Baca berita tanpa iklan. Gabung Kompas.com+

Rembuk Nasional, Penahanan Pimpinan KPK dan Adam Smith

Kompas.com - 31/10/2009, 05:20 WIB
 
 

 

Andi Suruji

KOMPAS.com - Boleh juga! Begitulah mungkin kita bergumam setelah melihat ”gebrakan” Kabinet Indonesia Bersatu II. Sehari setelah dilantik, para menteri mengikuti rapat kabinet yang dipimpin Presiden Susilo Bambang Yudhoyono. Esoknya, mereka menggelar pertemuan dengan kalangan pengusaha. Hari itu, Wakil Presiden Boediono juga rapat bersama tiga menteri koordinator.

Memang berat tantangan Kabinet Indonesia Bersatu II. Ekspektasi publik tentu sangat tinggi, berbanding lurus kemenangan besar SBY-Boediono dalam pemilihan umum. Harapan lain adalah tidak bergantinya presiden. Wakil Presiden Boediono pun bukan orang baru di pemerintahan. Ia pernah menjadi Menteri Keuangan, kemudian Menko Perekonomian, lalu ke pos Gubernur Bank Indonesia. Ada juga menteri yang tidak diganti dan sejumlah wajah lama hanya berpindah pos.

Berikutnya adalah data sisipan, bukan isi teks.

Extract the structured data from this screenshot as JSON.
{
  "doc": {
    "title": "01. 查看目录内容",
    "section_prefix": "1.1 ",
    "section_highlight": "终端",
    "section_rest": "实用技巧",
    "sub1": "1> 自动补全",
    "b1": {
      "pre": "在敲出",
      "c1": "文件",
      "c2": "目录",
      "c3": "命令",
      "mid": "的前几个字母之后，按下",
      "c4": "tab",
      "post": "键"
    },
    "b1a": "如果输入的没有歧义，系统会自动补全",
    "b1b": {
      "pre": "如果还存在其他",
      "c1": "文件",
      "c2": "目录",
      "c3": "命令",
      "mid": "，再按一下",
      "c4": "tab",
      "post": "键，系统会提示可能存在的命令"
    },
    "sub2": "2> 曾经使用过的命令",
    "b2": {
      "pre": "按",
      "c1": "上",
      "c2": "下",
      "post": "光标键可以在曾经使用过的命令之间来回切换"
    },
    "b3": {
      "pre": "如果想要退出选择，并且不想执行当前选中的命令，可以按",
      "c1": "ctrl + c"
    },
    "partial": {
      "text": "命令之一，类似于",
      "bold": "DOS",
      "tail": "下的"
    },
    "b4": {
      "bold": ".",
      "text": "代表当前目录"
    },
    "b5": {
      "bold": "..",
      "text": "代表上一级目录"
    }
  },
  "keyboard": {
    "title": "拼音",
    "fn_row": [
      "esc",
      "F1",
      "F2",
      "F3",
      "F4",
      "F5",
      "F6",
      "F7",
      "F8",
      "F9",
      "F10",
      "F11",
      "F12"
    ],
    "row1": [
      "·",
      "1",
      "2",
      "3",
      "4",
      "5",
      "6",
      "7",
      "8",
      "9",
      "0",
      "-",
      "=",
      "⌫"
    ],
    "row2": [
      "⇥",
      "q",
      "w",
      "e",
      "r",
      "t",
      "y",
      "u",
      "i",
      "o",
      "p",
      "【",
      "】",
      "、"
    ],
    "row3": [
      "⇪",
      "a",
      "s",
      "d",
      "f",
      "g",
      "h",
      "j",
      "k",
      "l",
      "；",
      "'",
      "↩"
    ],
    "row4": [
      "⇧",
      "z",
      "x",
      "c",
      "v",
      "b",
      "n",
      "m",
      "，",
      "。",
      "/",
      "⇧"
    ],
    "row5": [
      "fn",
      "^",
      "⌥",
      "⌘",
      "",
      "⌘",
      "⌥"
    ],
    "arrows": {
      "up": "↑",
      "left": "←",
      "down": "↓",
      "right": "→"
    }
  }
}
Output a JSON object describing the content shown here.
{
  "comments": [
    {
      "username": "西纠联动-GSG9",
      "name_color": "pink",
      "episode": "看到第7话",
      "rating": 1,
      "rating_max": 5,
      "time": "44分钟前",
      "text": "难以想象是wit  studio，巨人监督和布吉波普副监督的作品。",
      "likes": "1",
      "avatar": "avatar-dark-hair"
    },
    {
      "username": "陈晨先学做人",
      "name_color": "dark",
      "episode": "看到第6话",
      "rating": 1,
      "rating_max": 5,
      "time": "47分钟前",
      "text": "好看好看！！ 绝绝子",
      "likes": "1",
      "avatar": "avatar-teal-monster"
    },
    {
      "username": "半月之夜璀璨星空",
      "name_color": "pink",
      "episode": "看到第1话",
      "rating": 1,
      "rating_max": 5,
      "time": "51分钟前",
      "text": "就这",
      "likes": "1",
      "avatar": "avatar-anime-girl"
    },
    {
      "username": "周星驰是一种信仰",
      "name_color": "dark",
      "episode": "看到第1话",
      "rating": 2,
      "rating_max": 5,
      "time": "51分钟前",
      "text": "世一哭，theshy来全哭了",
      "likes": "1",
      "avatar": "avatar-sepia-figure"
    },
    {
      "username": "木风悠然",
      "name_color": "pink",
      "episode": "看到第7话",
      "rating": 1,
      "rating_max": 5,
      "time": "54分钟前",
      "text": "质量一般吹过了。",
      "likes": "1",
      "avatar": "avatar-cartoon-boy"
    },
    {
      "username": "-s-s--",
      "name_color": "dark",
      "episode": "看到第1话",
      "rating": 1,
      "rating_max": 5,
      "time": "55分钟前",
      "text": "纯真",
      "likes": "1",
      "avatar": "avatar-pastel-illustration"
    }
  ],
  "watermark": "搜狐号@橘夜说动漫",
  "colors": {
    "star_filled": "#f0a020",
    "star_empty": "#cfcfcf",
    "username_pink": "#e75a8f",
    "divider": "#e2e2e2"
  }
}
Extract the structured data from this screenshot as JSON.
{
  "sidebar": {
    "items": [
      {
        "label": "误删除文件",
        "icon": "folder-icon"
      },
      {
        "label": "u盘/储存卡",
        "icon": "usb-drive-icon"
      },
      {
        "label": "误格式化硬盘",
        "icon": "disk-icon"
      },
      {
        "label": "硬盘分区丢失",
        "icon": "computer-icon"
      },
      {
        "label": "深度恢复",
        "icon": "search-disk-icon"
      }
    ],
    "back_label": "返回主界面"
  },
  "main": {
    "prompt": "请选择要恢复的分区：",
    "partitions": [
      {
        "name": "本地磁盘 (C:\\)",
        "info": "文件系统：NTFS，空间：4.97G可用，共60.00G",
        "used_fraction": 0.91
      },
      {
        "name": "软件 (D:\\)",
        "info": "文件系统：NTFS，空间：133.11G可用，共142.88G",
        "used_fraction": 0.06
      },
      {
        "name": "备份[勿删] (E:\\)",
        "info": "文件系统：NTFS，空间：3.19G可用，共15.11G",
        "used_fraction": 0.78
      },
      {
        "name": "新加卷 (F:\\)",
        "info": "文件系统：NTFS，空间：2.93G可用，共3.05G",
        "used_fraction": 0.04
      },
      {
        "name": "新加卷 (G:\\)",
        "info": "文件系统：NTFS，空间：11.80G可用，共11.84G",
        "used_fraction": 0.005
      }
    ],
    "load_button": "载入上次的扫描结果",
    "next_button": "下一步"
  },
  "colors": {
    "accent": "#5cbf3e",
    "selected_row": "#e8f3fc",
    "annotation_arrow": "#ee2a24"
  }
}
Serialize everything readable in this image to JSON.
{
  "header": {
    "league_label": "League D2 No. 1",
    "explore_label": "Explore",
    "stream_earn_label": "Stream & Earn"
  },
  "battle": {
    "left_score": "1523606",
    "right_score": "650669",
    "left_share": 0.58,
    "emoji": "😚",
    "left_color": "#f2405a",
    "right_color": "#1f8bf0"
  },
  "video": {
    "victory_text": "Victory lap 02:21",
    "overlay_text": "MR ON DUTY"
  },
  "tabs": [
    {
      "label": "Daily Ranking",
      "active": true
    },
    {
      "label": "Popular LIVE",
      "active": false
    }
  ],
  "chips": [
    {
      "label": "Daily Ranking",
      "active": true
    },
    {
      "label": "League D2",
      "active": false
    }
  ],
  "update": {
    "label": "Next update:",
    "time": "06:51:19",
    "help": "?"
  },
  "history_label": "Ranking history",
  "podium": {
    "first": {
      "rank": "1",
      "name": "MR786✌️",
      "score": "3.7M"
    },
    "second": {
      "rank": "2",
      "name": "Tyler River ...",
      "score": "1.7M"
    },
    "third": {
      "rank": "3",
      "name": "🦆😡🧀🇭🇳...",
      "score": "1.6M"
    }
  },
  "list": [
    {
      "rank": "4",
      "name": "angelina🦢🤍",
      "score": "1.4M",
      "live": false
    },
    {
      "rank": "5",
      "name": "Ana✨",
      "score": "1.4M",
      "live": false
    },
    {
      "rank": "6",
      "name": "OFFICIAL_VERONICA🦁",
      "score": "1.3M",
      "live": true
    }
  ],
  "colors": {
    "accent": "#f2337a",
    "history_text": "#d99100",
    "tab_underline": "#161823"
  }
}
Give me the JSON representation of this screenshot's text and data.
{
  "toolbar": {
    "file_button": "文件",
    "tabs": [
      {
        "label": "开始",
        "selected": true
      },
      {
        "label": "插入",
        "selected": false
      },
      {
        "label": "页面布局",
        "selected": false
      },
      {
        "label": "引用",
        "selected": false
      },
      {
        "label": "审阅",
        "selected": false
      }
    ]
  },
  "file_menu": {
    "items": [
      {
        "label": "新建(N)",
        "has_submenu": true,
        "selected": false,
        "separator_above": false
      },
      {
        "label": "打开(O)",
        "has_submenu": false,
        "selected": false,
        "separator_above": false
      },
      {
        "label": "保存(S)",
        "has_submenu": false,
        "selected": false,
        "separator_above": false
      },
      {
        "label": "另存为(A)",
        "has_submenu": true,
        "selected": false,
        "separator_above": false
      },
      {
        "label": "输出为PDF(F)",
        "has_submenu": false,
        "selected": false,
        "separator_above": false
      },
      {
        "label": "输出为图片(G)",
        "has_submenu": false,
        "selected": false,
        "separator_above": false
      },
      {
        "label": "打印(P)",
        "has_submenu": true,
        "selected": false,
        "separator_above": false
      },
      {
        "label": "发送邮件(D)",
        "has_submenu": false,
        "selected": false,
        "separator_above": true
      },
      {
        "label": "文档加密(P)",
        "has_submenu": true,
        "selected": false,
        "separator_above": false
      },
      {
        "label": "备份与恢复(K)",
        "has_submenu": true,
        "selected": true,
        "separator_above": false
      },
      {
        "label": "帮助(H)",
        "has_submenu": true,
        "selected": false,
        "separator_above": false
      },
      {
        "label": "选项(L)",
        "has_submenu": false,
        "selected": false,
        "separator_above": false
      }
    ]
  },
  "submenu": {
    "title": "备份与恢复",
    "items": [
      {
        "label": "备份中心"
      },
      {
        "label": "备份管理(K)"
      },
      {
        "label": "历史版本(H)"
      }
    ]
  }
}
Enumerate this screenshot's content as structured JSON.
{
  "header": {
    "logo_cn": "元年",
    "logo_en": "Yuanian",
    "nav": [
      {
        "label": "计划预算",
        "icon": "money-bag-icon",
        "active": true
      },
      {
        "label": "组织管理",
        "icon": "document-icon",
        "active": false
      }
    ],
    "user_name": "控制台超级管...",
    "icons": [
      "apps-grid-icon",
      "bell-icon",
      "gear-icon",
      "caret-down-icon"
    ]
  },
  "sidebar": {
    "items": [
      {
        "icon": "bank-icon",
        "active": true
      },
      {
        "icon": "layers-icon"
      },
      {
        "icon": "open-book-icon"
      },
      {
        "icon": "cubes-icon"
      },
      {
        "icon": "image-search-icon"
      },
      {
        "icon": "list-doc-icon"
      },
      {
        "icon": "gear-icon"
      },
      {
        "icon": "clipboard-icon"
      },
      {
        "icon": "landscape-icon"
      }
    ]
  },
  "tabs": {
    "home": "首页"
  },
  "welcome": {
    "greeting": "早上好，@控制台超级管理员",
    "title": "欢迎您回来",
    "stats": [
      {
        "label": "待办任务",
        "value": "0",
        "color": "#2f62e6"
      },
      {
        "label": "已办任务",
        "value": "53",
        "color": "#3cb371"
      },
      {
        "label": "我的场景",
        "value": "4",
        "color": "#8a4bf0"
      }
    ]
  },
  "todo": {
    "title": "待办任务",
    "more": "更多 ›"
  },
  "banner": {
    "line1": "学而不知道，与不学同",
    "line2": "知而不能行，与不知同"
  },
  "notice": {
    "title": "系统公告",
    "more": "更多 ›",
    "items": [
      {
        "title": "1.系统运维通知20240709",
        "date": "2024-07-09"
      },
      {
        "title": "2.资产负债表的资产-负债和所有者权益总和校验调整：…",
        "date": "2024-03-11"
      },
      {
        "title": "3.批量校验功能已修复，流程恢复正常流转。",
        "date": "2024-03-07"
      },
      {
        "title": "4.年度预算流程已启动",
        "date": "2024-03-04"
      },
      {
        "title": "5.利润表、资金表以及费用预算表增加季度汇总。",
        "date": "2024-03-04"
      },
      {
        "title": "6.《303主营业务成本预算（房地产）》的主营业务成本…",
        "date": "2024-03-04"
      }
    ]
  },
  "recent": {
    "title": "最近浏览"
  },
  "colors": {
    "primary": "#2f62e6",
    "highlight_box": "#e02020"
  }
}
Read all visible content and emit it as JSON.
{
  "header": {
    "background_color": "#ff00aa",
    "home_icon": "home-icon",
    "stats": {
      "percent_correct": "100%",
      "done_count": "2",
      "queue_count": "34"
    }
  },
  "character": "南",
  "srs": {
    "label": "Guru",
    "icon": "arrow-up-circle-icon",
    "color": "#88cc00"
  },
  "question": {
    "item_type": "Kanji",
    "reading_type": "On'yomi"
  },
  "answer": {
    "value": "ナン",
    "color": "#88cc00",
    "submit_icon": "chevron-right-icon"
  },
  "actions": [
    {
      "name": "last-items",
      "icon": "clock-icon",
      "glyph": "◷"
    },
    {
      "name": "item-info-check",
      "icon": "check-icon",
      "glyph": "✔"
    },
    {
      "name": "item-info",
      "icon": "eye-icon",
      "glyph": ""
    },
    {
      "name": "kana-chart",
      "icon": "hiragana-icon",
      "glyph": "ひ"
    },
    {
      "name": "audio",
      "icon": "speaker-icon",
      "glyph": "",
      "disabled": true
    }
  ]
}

Ekspektasi publik tinggi juga lantaran waktu pengumuman pemenang pemilu sampai masa jabatan presiden dan wakil presiden serta kabinetnya berakhir relatif cukup lama. Dengan demikian, asumsinya, apa yang hendak dikerjakan presiden- wakil presiden sebagai pemegang mandat rakyat dalam lima tahun ke depan harusnya sudah jelas.

Karena itu, kabinet seharusnya memang langsung tancap gas, bekerja keras menunjukkan kinerja yang akseleratif. Sangat mahal, bahkan terlalu mewah meminta waktu 100 hari ke depan tanpa menunjukkan kinerja awal yang jelas.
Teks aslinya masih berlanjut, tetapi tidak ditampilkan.